Os heróis só existem na banda desenhada. Ou nos sonhos sofisticados de gente iludida com o contraste das cores quotidianas, os que se servem de fantasias para se anestesiarem do que os rodeia.
As pessoas continuam a precisar de heróis. São o oxigénio para poderem respirar algum ar qualificável. É uma fuga em frente. Não lhes interessa saber que possa haver um precipício à frente: quando caírem ao primeiro passo em falso, quando sentirem a velocidade do corpo a confirmar as boas teorias da física, e quando perceberem, numa fração de segundos, que não há heróis que os venham salvar do embate no chão, terão esses poucos instantes para se desenganarem, antes do epílogo.
Quem precisa de viver na sombra de heróis é quem não acredita em si e nos seus pares. É uma dupla falácia. Por serem tão arreigadamente pessimistas, precisam de entidades míticas que apenas têm existência na sua infértil imaginação. Parece que o pessimismo não é bem recebido na imaginação. Descrentes das possibilidades de gente tão mortal e frágil como eles, exilam-se na salvação oferecida por heróis que ainda não foram confirmados por fontes seguras. O fingimento nunca foi boa prática.
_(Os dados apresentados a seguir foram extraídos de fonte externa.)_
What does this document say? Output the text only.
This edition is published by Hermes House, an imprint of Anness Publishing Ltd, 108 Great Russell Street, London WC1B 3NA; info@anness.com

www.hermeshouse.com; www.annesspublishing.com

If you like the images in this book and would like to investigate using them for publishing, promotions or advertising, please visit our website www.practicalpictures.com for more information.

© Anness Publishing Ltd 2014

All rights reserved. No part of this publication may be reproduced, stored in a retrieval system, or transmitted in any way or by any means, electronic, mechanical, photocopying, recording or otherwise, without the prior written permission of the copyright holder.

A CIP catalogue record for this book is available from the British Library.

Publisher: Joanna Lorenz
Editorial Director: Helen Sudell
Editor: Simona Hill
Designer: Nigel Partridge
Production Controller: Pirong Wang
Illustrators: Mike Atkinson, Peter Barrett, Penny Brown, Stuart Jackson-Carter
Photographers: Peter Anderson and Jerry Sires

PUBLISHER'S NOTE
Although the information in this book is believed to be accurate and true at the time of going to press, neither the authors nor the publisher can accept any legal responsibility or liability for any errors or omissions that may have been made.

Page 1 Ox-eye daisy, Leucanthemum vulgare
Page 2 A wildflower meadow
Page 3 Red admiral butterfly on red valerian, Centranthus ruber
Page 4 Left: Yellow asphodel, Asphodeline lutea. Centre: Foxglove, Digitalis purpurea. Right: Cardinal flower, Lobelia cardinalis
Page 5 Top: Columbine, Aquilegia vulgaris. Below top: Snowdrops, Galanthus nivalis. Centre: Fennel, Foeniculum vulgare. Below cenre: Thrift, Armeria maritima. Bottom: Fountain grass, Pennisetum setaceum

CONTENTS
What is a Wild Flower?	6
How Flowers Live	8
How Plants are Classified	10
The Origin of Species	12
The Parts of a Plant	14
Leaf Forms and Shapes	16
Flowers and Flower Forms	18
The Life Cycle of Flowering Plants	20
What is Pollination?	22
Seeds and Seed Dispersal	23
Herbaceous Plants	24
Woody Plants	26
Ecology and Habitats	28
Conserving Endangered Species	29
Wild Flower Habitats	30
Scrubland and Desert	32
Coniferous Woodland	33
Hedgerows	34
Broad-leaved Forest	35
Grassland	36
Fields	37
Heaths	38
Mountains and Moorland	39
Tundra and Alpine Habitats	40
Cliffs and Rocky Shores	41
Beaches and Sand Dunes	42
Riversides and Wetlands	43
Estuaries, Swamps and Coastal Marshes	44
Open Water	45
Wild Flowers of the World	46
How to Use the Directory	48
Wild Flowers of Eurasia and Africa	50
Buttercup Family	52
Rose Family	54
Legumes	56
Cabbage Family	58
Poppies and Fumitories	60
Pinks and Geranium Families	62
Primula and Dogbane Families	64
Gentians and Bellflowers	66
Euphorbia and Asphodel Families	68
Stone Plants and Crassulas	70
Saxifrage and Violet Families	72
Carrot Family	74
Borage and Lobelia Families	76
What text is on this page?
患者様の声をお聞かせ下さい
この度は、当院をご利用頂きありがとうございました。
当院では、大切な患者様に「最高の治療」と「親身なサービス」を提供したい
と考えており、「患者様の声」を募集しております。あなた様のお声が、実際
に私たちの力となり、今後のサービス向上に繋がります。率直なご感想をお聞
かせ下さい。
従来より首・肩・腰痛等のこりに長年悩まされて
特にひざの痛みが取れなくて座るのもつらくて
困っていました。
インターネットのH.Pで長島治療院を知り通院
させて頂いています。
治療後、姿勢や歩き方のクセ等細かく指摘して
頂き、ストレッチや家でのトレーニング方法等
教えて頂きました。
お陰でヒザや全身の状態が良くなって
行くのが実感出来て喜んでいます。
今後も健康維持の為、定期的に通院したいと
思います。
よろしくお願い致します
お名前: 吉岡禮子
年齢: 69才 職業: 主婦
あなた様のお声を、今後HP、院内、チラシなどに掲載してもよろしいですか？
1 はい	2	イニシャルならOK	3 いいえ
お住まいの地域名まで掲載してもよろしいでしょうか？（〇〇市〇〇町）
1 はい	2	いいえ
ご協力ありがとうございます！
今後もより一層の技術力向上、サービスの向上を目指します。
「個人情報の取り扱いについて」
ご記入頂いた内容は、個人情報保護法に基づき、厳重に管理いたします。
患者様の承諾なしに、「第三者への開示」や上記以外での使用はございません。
A alternativa por que arremetem é uma via alternativa. Evitam uma interrogação filosófica: considerar alternativa a alternativa a uma alternativa não é uma negação de termos? A anulação do enunciado? O escapismo detetado na adoração de um herói, ou apenas por se acreditar na sua existência, é uma fratura sem remissão. Nem que se invoque o direito fundamental ao sonho, mesmo estando acordado, fingir um fingimento não afasta os pungentes quadros que estão sempre a bater à porta das almas. Quando convocam a sua existência, cobrem o mundo com um verniz deslumbrante: se o mundo passasse a correr de acordo com a tela imaginária de que são curadores, o resto seria tão idílico que depressa muitas pessoas fartar-se-iam da perfeição.
As pessoas precisam de heróis porque sabem que não podem ambicionar a perfeição. Os heróis conseguem atingir essa condição – não se cansam de enfatizar. Só que os heróis são tão mortais como nós. As pessoas que acreditam nos heróis sabem que eles também morrem? A “hero’s death” pode somar-se às dores pungentes que as pessoas têm por pertencerem a este, ou a outro qualquer, mundo.
E os heróis também têm funerais, como as outras pessoas?